Rauf was handed a contract and taken in by the franchise for further development. At 5"11 and 71kg, he needed to put on some serious muscle to make sure his body could handle the pace he could bowl at. Qalandars set him a strict training and nutrition plan and Aaqib took personal oversight of his training. He was sent to Australia as part of the program to feature in competitive cricket with Hawkesbury Cricket Club. He made his T20 debut for Qalandars against the Hobart Hurricanes in 2018 and picked up 1 for 23 in Qalandars' defeat of Titans in the final of that tournament. It was then that he was picked by the franchise for the PSL, where in his first season in 2018-19, he took 11 wickets in 10 matches with an economy rate of 7.41. That included a match-winning 4 for 23 against Karachi Kings.

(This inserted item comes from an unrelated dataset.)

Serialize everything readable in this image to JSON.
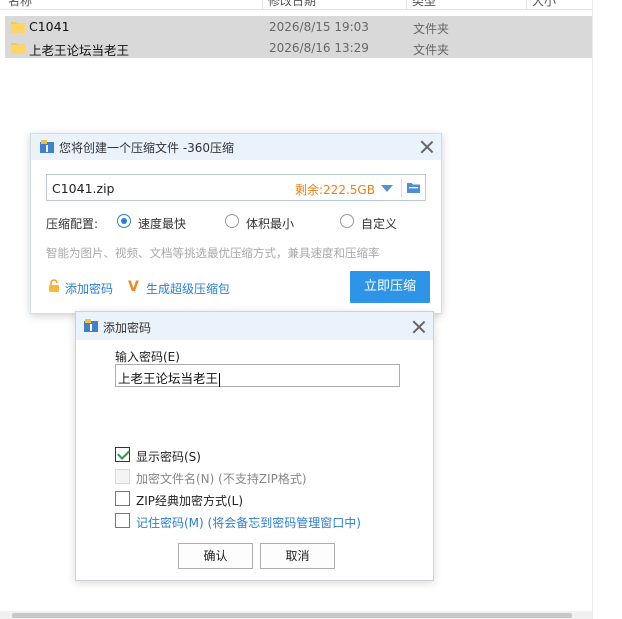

That same year, he hit the jackpot when he landed a Big Bash contract. Dale Steyn's debut in the BBL for the Melbourne Stars was delayed due to an injury. Rauf was already in Australia playing grade cricket in Hobart. Sameen Rana, one of the Qalandars' owners, pushed Rauf as a replacement with the BBL authorities, telling them that if he didn't perform, they never needed to listen to him again.
Rauf was duly picked and quickly became one of the headlines of the season, more than filling his own hero Steyn's shoes. He bowled with great pace consistently and despite playing only 10 games, ended up as the fourth-highest wicket-taker that season with 20 wickets. His strike rate of 11.3 was second only to Sean Abbott's among those who took at least six wickets. The highlight of his season was taking a hat-trick on the same day as Rashid Khan.
Back home, Mohammad Amir and Wahab Riaz were fading away from the scene, and within a couple of months, the PCB had signed Rauf on to an emerging central contract.
"He is a special character," Aaqib says. "A person who absorbs a lot and is very self-aware. He knows what he is doing and what he wants to do. I have come across so many boys, and a lot of them lose focus easily, but Rauf was committed. The clarity in his mind about what he wants is exceptional. Having talent is one thing, but the basic difference is his determination. All I did was just make Haris be himself."
Playing in an actual cricket stadium could only have been part of the imagination of this tape-ball cricketer who grew up playing on streets and in open, dusty fields. It's still difficult to grasp that in just over two years, Rauf has gone from no experience with a hard ball into one of the hottest commodities at the T20 World Cup.
"Players often come with a lot of misconceptions about the game," Aaqib says. "They think it's just about bat and ball, but it's more than that. You are committing to a profession that takes everything out of you. Only a very few manage to really find the true essence of cricket.
"I wanted Haris to be free from the burdens of the legacy of fast bowling in Pakistan, of Wasim, Waqar and Imran, which can weigh a new bowler down. I didn't want him to feel overwhelmed by me or anyone else. He responded well, and I am proud of him and happy that Lahore Qalandars made a real difference and gave back a superstar Pakistan deserves."